Evaluating Histograms for Selectivity Estimations
Abstract
Histograms have a long history in the field of statistics, and have been used in the past few decades to capture the distribution of data in database management systems. In a database system, they can give the query optimizer information about whether the data is skewed, or if it follows a more uniform distribution. This will in turn help the query optimizer in selecting the best execution plan for a given query.
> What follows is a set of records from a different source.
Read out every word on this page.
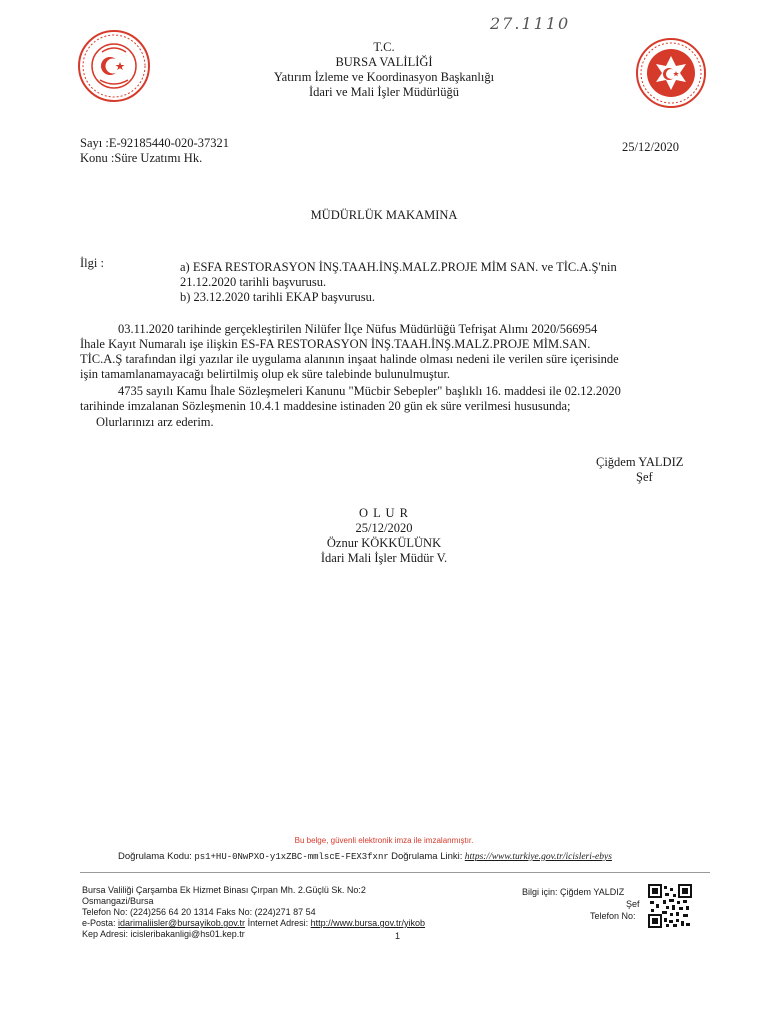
27.1110
T.C.
BURSA VALİLİĞİ
Yatırım İzleme ve Koordinasyon Başkanlığı
İdari ve Mali İşler Müdürlüğü
Sayı :E-92185440-020-37321
Konu :Süre Uzatımı Hk.
25/12/2020
MÜDÜRLÜK MAKAMINA
İlgi :	a) ESFA RESTORASYON İNŞ.TAAH.İNŞ.MALZ.PROJE MİM SAN. ve TİC.A.Ş'nin
21.12.2020 tarihli başvurusu.
b) 23.12.2020 tarihli EKAP başvurusu.
03.11.2020 tarihinde gerçekleştirilen Nilüfer İlçe Nüfus Müdürlüğü Tefrişat Alımı 2020/566954
İhale Kayıt Numaralı işe ilişkin ES-FA RESTORASYON İNŞ.TAAH.İNŞ.MALZ.PROJE MİM.SAN.
TİC.A.Ş tarafından ilgi yazılar ile uygulama alanının inşaat halinde olması nedeni ile verilen süre içerisinde
işin tamamlanamayacağı belirtilmiş olup ek süre talebinde bulunulmuştur.
4735 sayılı Kamu İhale Sözleşmeleri Kanunu "Mücbir Sebepler" başlıklı 16. maddesi ile 02.12.2020
tarihinde imzalanan Sözleşmenin 10.4.1 maddesine istinaden 20 gün ek süre verilmesi hususunda;
Olurlarınızı arz ederim.
Çiğdem YALDIZ
Şef
O L U R
25/12/2020
Öznur KÖKKÜLÜNK
İdari Mali İşler Müdür V.
Bu belge, güvenli elektronik imza ile imzalanmıştır.
Doğrulama Kodu: ps1+HU-0NwPXO-y1xZBC-mmlscE-FEX3fxnr Doğrulama Linki: https://www.turkiye.gov.tr/icisleri-ebys
Bursa Valiliği Çarşamba Ek Hizmet Binası Çırpan Mh. 2.Güçlü Sk. No:2
Osmangazi/Bursa
Telefon No: (224)256 64 20 1314 Faks No: (224)271 87 54
e-Posta: idarimaliisler@bursayikob.gov.tr İnternet Adresi: http://www.bursa.gov.tr/yikob
Kep Adresi: icisleribakanligi@hs01.kep.tr	1
Bilgi için: Çiğdem YALDIZ
Şef
Telefon No:
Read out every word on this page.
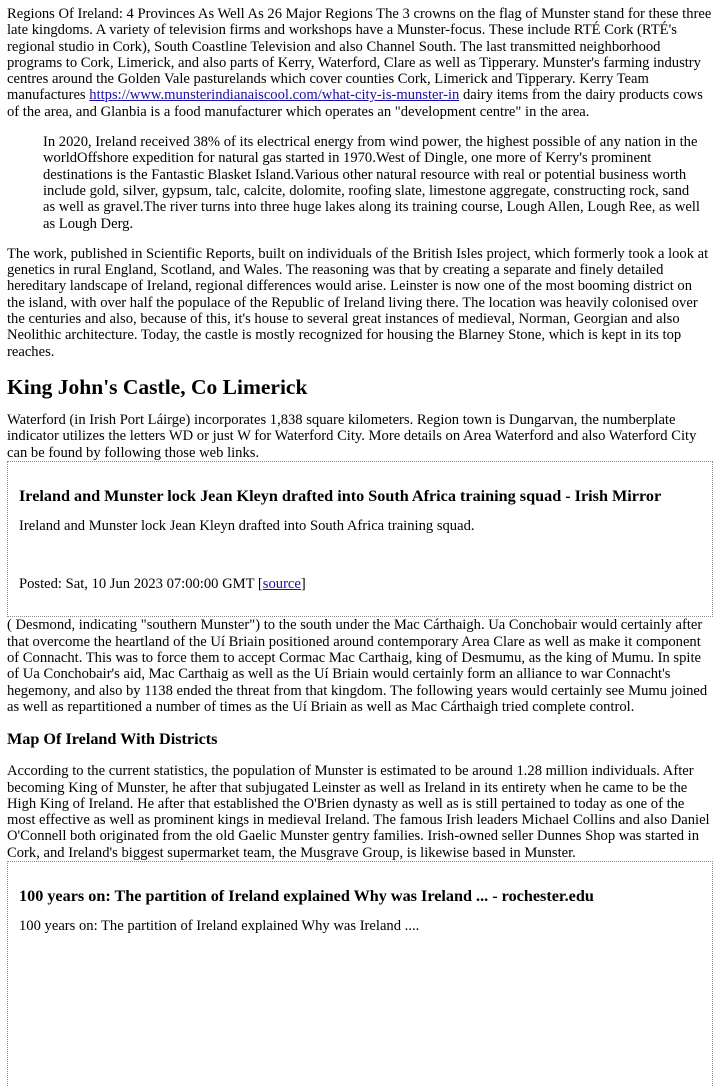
Regions Of Ireland: 4 Provinces As Well As 26 Major Regions The 3 crowns on the flag of Munster stand for these three late kingdoms. A variety of television firms and workshops have a Munster-focus. These include RTÉ Cork (RTÉ's regional studio in Cork), South Coastline Television and also Channel South. The last transmitted neighborhood programs to Cork, Limerick, and also parts of Kerry, Waterford, Clare as well as Tipperary. Munster's farming industry centres around the Golden Vale pasturelands which cover counties Cork, Limerick and Tipperary. Kerry Team manufactures https://www.munsterindianaiscool.com/what-city-is-munster-in dairy items from the dairy products cows of the area, and Glanbia is a food manufacturer which operates an "development centre" in the area.

In 2020, Ireland received 38% of its electrical energy from wind power, the highest possible of any nation in the worldOffshore expedition for natural gas started in 1970.West of Dingle, one more of Kerry's prominent destinations is the Fantastic Blasket Island.Various other natural resource with real or potential business worth include gold, silver, gypsum, talc, calcite, dolomite, roofing slate, limestone aggregate, constructing rock, sand as well as gravel.The river turns into three huge lakes along its training course, Lough Allen, Lough Ree, as well as Lough Derg.

The work, published in Scientific Reports, built on individuals of the British Isles project, which formerly took a look at genetics in rural England, Scotland, and Wales. The reasoning was that by creating a separate and finely detailed hereditary landscape of Ireland, regional differences would arise. Leinster is now one of the most booming district on the island, with over half the populace of the Republic of Ireland living there. The location was heavily colonised over the centuries and also, because of this, it's house to several great instances of medieval, Norman, Georgian and also Neolithic architecture. Today, the castle is mostly recognized for housing the Blarney Stone, which is kept in its top reaches.

King John's Castle, Co Limerick

Waterford (in Irish Port Láirge) incorporates 1,838 square kilometers. Region town is Dungarvan, the numberplate indicator utilizes the letters WD or just W for Waterford City. More details on Area Waterford and also Waterford City can be found by following those web links.

Ireland and Munster lock Jean Kleyn drafted into South Africa training squad - Irish Mirror

Ireland and Munster lock Jean Kleyn drafted into South Africa training squad.

Posted: Sat, 10 Jun 2023 07:00:00 GMT [source]

( Desmond, indicating "southern Munster") to the south under the Mac Cárthaigh. Ua Conchobair would certainly after that overcome the heartland of the Uí Briain positioned around contemporary Area Clare as well as make it component of Connacht. This was to force them to accept Cormac Mac Carthaig, king of Desmumu, as the king of Mumu. In spite of Ua Conchobair's aid, Mac Carthaig as well as the Uí Briain would certainly form an alliance to war Connacht's hegemony, and also by 1138 ended the threat from that kingdom. The following years would certainly see Mumu joined as well as repartitioned a number of times as the Uí Briain as well as Mac Cárthaigh tried complete control.

Map Of Ireland With Districts

According to the current statistics, the population of Munster is estimated to be around 1.28 million individuals. After becoming King of Munster, he after that subjugated Leinster as well as Ireland in its entirety when he came to be the High King of Ireland. He after that established the O'Brien dynasty as well as is still pertained to today as one of the most effective as well as prominent kings in medieval Ireland. The famous Irish leaders Michael Collins and also Daniel O'Connell both originated from the old Gaelic Munster gentry families. Irish-owned seller Dunnes Shop was started in Cork, and Ireland's biggest supermarket team, the Musgrave Group, is likewise based in Munster.

100 years on: The partition of Ireland explained Why was Ireland ... - rochester.edu

100 years on: The partition of Ireland explained Why was Ireland ....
This thesis looks at seven different histogram types, and looks at the accuracy and complexity of each of them when used for selectivity estimations. We have also implemented four of these in MySQL, and tested them on two different test suites. The results show that the optimizer benefits from better knowledge of the underlying data, as several of the queries tested runs many times faster. However, histograms are very often a trade-off between simplicity, accuracy and storage requirements. The more exotic histogram types are very often the ones with the highest accuracy, but are also the most difficult types to construct and maintain. The V-optimal histogram is a good example of this; it has overall one of the best accuracies, but the construction complexity makes it very difficult to create for large data sets.
One histogram type does not work optimally for all data distributions. At a low number of buckets, the Serial histogram is often the one with the highest accuracy. But at a high number of buckets, it varies which histogram is the most accurate. It is thus important to find the correct histogram type for the specific use case, and pointing out a single histogram as a "winner" is very difficult.